A design team will be coming to Princeton Sept. 25-28 to work with Princeton on how it might improve the city’s landscape and streetscape and the community’s architectural characteristics.
Mille Lacs County Public Works Director Bruce Cochran mentioned the Rum River Drive reconstruction project during the County Board of Commissioners’ May 22 monthly workshop as part of a county road construction discussion. During the discussion, Cochran talked about Rum River Drive and how, if money were not an issue, he would favor reconstructing Mille Lacs County’s portion of Rum River Drive this year.
But even though this stretch of roadway is in the county’s five-year road plan for next year, if the city should want to do something extra along the street due to the design team project, then the Rum River Drive reconstruction could be delayed, Cochran said at the workshop. The reason for such a delay, according to Cochran, would be to incorporate any design team project changes during reconstruction of Rum River Drive.
Cochran said the condition of Rum River Drive in Princeton makes the “city look bad.” He said the patches and seams on Rum River Drive are bad.

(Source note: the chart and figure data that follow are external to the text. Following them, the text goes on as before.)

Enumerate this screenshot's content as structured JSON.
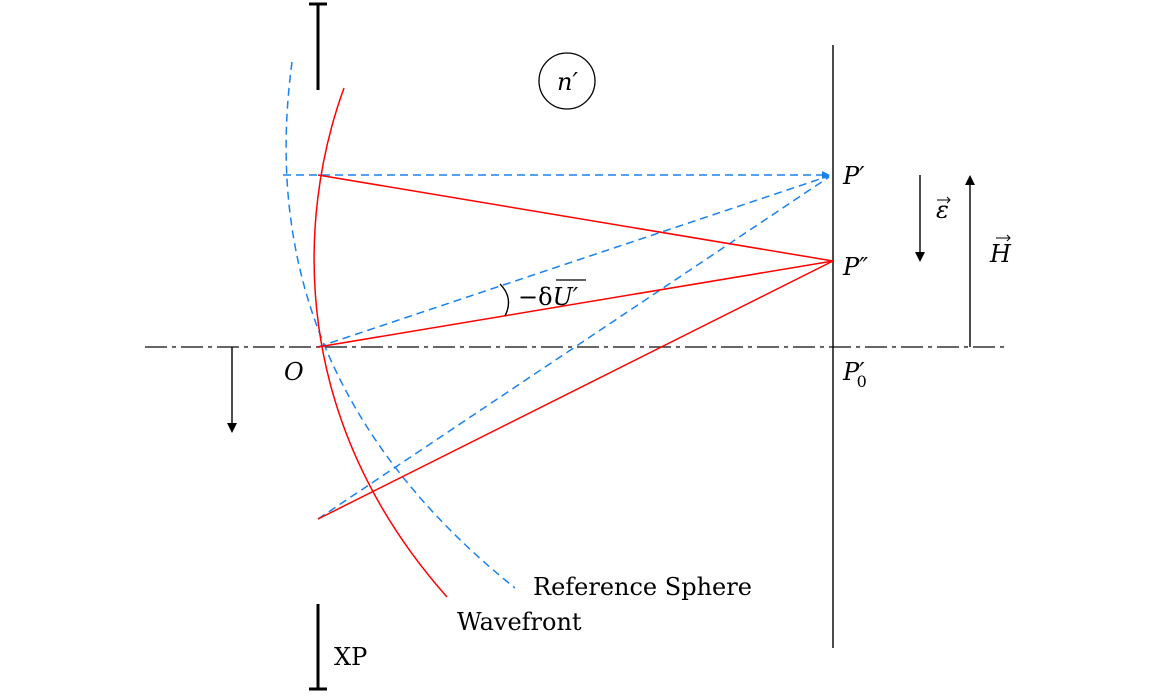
{
  "labels": {
    "medium": "n′",
    "p_prime": "P′",
    "p_double_prime": "P″",
    "p0_prime": "P′",
    "p0_sub": "0",
    "origin": "O",
    "epsilon": "ε",
    "height": "H",
    "angle_prefix": "−δ",
    "angle_var": "U′",
    "reference_sphere": "Reference Sphere",
    "wavefront": "Wavefront",
    "exit_pupil": "XP"
  },
  "colors": {
    "wavefront": "#ff0000",
    "reference": "#1a82f0",
    "ink": "#000000",
    "axis": "#333333"
  }
}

Mille Lacs County Commissioner Tim Wilhelm said that the seams on Rum River Drive are in the path of the school buses that he manages for the Princeton School District. He also asked Cochran if the county couldn’t raise the tops of the manholes closer to the surface of Rum River Drive during reconstruction.
Rum River Drive was originally Highway 169 and carried traffic through the city of Princeton and was the main route for the north-south travel in this corridor until the Highway 169 bypass opened in 1980.
About a decade later the road was reconstructed for about 10 blocks.
Cochran said that the sidewalk “bump outs” that were put in along parts of Rum River Drive in the city have made the snowplowing there more difficult. Those bump outs will also add to the work of reconstructing Rum River Drive, he said.
Board Chair Phil Peterson suggested that if the city wants extra features put in along Rum River Drive from what is there now, the city should pay for those extras.
Mille Lacs County Public Works Assistant Director Jay Munson said the county is committed to reconstructing Rum River Drive as far north as the Highway 169 overpass.
Commissioner Dave Oslin suggested that when the County Board meets in January and February to review its five-year road plan, it can fine-tune what would be done on Rum River Drive
Also planned for the Princeton area this summer is a Safe Routes to School project in which two sidewalks will be constructed in the city with county involvement. One sidewalk will run north-south along Fifth Avenue North from Rum River Drive on the south end to the street running past the south side of North Elementary. An east-west sidewalk will also be constructed along 12th Street from Rum River Drive and on east to Seventh Avenue that goes past North Elementary.
Two major area road projects will be the reconstruction of 4.15 miles of County State Aid Highway 4 from a half mile south of CSAH 13 on south to CSAH 12 E, and an overlay of 7.25 miles of CSAH 5 from Highway 23 on the north in Milaca, on south to CSAH 13 W.
The County Board workshop discussion on road projects was actually a wider discussion on what should be priority in the county’s five-year road plans.
Wilhelm right away stated that he was opposed to the county redoing the stretch of CSAH 2 that runs past the courthouse in Milaca before doing other road projects out in the county. The county’s plan for now is to rebuild CSAH 2 from Highway 23 to Central Avenue in Milaca in 2017 at a cost of about $2.18 million.
Munson said he thought the two roads in the worst condition in Mille Lacs County are CSAH 32 in Milaca and CSAH 22 that runs east of Onamia. CSAH 22 is not in the county’s road plan, but CSAH 32 is for 2018.
CSAH 32 runs north-south along the east side of the Milaca school complex and then heads to Central Avenue along the north side of the Teal’s grocery store.
The board reached a consensus to leave the CSAH 32 project in the five-year plan.
Munson noted that five-year road plans are a “moving thing,” meaning officials can change them as the years progress.